P.S. Sì,ero nel mio momento: “ce l’ho con tutti,il mondo fa schifo”.
Non posso sentirmi al sicuro neanche in casa mia,capito? Non posso starmene in pace neanche qui,qui dove sto meglio, dove trovavo il mio unico conforto. Quando ti tolgono anche l’ultimo brandello di vita,allora sì che ti senti persa. Ora dovrò lottare, per trovare un po’ di tregua. Lottare per il mio conforto. Mi sento immersa in un mare di merda, e non ci sono scappatoie. Non c’è modo di scappare,da qui. E nessuno ti sente,per quanto tu urli. Poi arriva il giorno in cui smetti anche di urlare. In cui pensi “ma alla fine,se non ci posso fare niente,perché combattere?” .

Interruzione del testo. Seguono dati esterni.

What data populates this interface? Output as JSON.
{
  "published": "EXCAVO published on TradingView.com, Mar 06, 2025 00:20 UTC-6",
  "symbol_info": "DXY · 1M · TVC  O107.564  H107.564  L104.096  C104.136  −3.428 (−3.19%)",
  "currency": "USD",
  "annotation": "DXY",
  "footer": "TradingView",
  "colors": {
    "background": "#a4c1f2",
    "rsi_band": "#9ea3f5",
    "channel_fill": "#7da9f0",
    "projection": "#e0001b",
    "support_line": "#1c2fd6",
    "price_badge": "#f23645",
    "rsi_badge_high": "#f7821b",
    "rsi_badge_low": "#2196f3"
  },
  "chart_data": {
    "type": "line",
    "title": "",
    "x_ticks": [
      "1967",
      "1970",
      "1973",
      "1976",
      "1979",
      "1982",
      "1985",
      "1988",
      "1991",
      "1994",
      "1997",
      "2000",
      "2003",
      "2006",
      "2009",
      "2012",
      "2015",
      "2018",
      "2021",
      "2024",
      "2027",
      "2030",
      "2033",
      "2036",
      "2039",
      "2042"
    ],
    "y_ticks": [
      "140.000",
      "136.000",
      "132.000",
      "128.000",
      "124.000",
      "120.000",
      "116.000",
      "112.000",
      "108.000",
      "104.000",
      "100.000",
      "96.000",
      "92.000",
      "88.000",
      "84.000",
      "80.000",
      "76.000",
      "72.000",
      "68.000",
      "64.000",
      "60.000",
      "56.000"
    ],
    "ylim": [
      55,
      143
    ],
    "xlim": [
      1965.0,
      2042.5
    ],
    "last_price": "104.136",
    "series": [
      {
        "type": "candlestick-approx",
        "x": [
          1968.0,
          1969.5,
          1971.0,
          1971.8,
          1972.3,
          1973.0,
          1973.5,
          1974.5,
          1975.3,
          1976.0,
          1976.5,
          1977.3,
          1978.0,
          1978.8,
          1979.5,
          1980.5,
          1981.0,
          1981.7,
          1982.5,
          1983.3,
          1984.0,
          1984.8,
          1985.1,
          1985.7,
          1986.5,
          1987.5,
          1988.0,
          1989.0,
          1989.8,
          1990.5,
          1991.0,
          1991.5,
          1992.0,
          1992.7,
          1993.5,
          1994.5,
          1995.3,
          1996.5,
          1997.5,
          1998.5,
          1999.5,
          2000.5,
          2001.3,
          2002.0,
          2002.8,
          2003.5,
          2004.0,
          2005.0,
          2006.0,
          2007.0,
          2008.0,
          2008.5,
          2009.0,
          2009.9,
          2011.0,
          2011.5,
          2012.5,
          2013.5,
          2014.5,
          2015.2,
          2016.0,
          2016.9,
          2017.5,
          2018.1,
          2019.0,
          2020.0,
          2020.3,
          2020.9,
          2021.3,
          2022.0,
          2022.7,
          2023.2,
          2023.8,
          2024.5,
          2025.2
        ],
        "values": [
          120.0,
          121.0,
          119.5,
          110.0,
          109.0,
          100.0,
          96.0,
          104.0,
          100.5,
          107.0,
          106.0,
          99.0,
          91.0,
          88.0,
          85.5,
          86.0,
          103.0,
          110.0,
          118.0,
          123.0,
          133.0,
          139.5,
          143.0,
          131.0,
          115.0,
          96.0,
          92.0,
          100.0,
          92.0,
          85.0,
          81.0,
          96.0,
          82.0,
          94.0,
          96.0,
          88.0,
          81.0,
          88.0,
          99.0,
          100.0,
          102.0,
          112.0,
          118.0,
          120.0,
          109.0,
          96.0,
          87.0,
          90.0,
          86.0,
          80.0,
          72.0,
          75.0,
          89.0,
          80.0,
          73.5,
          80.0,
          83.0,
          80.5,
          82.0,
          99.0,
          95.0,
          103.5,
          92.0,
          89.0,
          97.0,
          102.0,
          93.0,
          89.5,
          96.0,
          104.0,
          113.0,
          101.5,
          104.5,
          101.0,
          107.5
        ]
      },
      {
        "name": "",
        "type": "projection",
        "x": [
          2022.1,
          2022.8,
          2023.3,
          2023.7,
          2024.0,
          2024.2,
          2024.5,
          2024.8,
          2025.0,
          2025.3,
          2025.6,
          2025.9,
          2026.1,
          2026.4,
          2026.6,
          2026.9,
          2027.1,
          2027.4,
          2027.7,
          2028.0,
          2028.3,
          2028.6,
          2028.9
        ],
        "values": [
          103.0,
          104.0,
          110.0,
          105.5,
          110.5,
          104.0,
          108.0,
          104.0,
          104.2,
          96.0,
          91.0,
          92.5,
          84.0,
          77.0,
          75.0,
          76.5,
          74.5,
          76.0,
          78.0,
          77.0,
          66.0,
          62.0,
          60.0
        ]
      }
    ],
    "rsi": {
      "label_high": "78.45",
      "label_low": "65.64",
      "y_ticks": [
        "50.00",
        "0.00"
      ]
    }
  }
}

Non sto vivendo la vita che volevo,non sto respirando per il piacere di riempirmi i polmoni,ma per semplice abitudine. Che vita monotona,la mia. Per cosa dovrei lottare? Per i miei amici? (piccola parentesi,quali amici?), per il ragazzo che amo/e che mi ama? (quale ragazzo?AMA?). Per la mia famiglia? (sì,la stessa che mi ha dato tutto illudendomi e poi me l’ha tolto,lasciandomi da sola con la mia testa?).
C’è una persona per cui potrei vivere. Una sola. Me stessa. Ma da sola non ce la posso fare,sono debole e insicura e una frignona che non sa far valere le proprie idee ed opinioni su nulla. A cui manca solo un cazzo di cartello con su scritto “ATTENZIONE: non avvicinarsi. Morde e piange perché non ha una stupidissima vita sociale”. Che poi non so neanche scrivere una frase per un cartello. Farei schifo come agente pubblicitario.
Chiudo gli occhi e trattengo il respiro. Prendo lo zaino e ci infilo il diario e la penna. Esco di casa. Il cielo è limpido. Le stelle sono meravigliose. Corro veloce alla stazione e prendo il pullman per un pelo.
Sopra il letto ho lasciato solo un fogliettino. Non riuscivo a pensare a nulla. Cosa potevo scrivere? Sono riuscita a scarabocchiare solo un “Non siate troppo arrabbiati con me,per favore”. Nessun “vi voglio bene” o “mi mancherete”. Non sono una bugiarda,io.